I'm just saying that as a department, our training department lacks the credibility to be respected and admired, but there individual exceptions. Our training department represents 15% of the non-members (okay, I admit that's small compared to the top three seniority groups who combined, represent 69% of our non-members) and is comprised mostly of pilots who just camp out in the training complex in MEM, dishing out obscure insignificant trivia about the plane and procedures when very few of them ever really get out on the road to experience it themselves. I think if our instructor force wants to be taken seriously (maybe they don't care, I don't know), they need to be highly experienced in the procedures we deal with every day so they can teach from both a book knowledge basis as well as a personal experience basis. How many times are we supposed to endure a higher-than-thou instructor telling me how to operate in CAN who himself has never been there? Why must my guest-help instructor actually be an FO who has received some sort of bastardized left seat checkout so he can play captain for my evaluation but has never actually been a captain? And yes, it makes a difference.

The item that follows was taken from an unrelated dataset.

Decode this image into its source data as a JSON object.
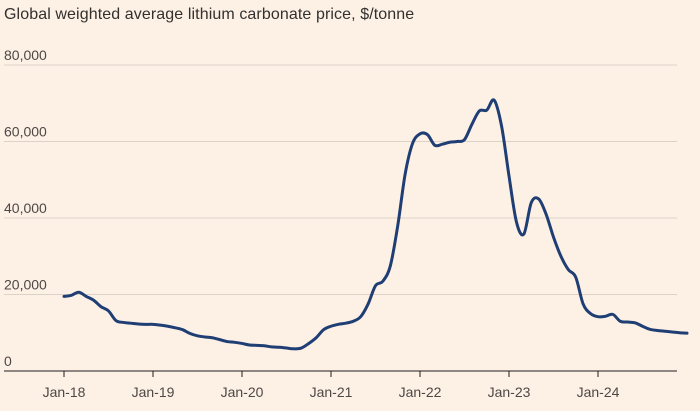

As to the rumors attributed to being sourced from the training department, past experience has demonstrated that they're usually false. I wonder if the stuff coming from our instructors is intentional mis-information because it's the home to so many non-members and/or they are a captive audience for our management's manipulative behavior.
Listen and enjoy their rumor mill if you want but for me I harbor no admiration for them and ignore their silly little stories.